API-level compatibility is sometimes more important than the performance. Do we want to force application developers to implement two backends for cow- and non-cow filesystems, by failing in cases where there is no direct hardware support? Or do we prefer a model like "use a thin filesystem if the hardware supports atomic writes, or use a cow filesystem if not", and keep only the backend that uses atomic writes? If there's already an ioctl associated with this, it seems we could have one that says what we can expect from the backend (no support, emulated software support, full hardware support, or "one or more of the lower block layers does not implement this ioctl"). I don't expect PostgreSQL to drop non-atomic-write backends any time soon, but new projects might not bother supporting the old ways if some other part of the system will do the work for them.
Administrator controls are sometimes more important than performance. e.g. if we bought all the good hardware we can, and we still need to buy more, we can end up with some terrible storage devices. The sysadmin might force all applications to run on a cow filesystem with checksums so that device failures (particularly unreported data corruption) can be detected. That covers "data integrity is more important than performance" too.

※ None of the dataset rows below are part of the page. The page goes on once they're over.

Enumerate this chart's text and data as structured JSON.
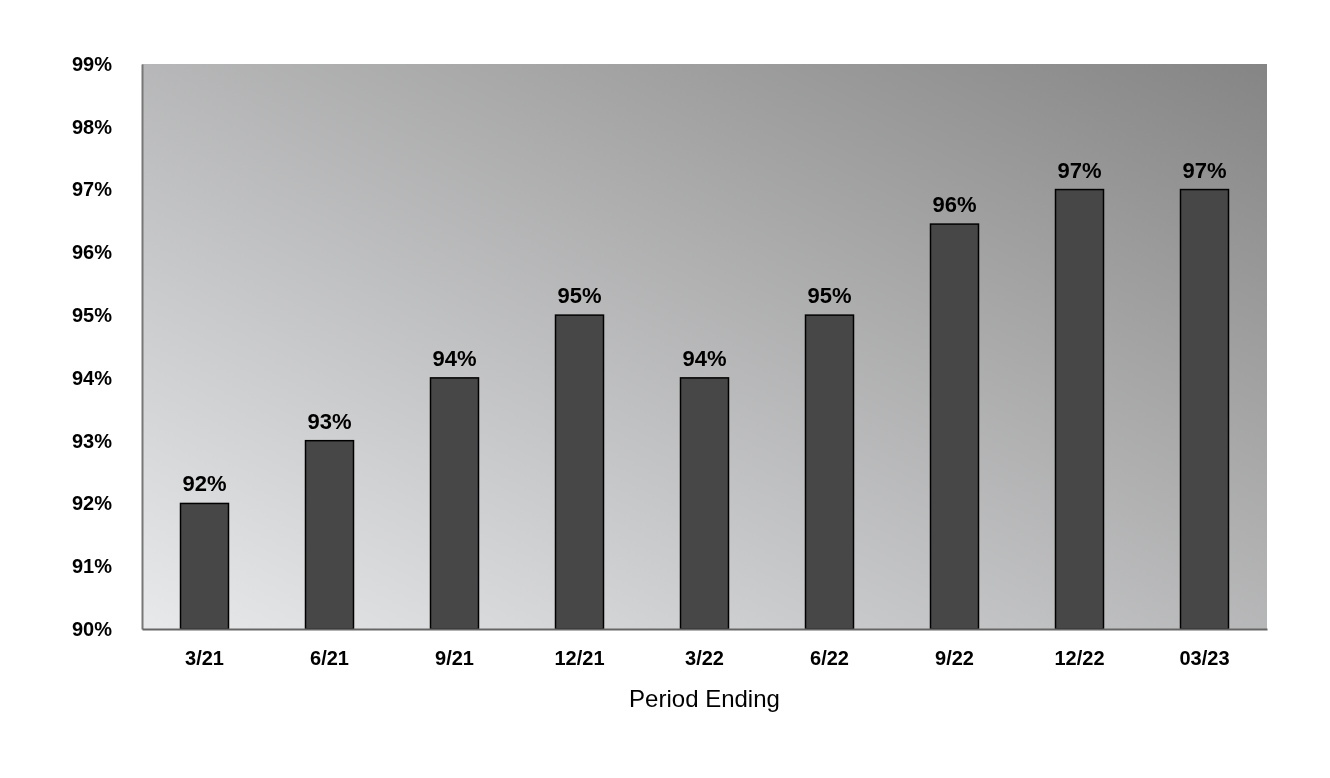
{
  "chart_data": {
    "type": "bar",
    "xlabel": "Period Ending",
    "categories": [
      "3/21",
      "6/21",
      "9/21",
      "12/21",
      "3/22",
      "6/22",
      "9/22",
      "12/22",
      "03/23"
    ],
    "values": [
      92,
      93,
      94,
      95,
      94,
      95,
      96.45,
      97,
      97
    ],
    "value_labels": [
      "92%",
      "93%",
      "94%",
      "95%",
      "94%",
      "95%",
      "96%",
      "97%",
      "97%"
    ],
    "color": "#474747",
    "ylim": [
      90,
      99
    ],
    "yticks": [
      {
        "value": 90,
        "label": "90%"
      },
      {
        "value": 91,
        "label": "91%"
      },
      {
        "value": 92,
        "label": "92%"
      },
      {
        "value": 93,
        "label": "93%"
      },
      {
        "value": 94,
        "label": "94%"
      },
      {
        "value": 95,
        "label": "95%"
      },
      {
        "value": 96,
        "label": "96%"
      },
      {
        "value": 97,
        "label": "97%"
      },
      {
        "value": 98,
        "label": "98%"
      },
      {
        "value": 99,
        "label": "99%"
      }
    ],
    "grid": false
  }
}
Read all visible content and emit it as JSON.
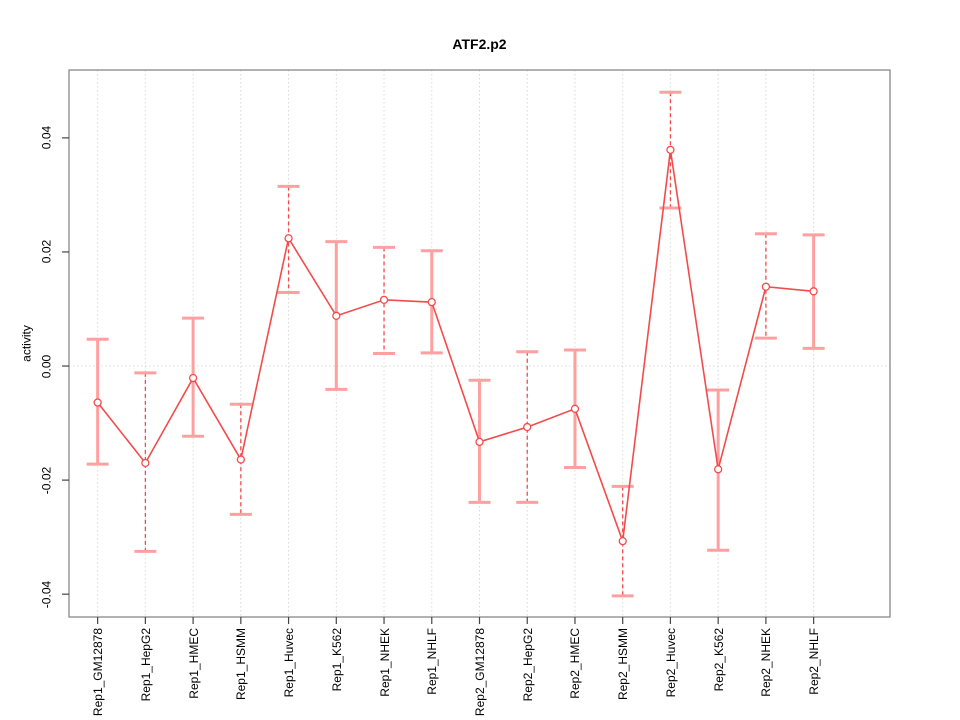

Filesystems that have checksums can verify writes long after the fact, and cow filesystems can do write ordering cheaply. In some use cases that makes the fdatasync unnecessary (most of the same cases where async commit would be acceptable in the database). We'd still want to make sure the some obscure part of the kernel doesn't try to merge writes in a way that ends up tearing or reordering them before they get to the filesystem.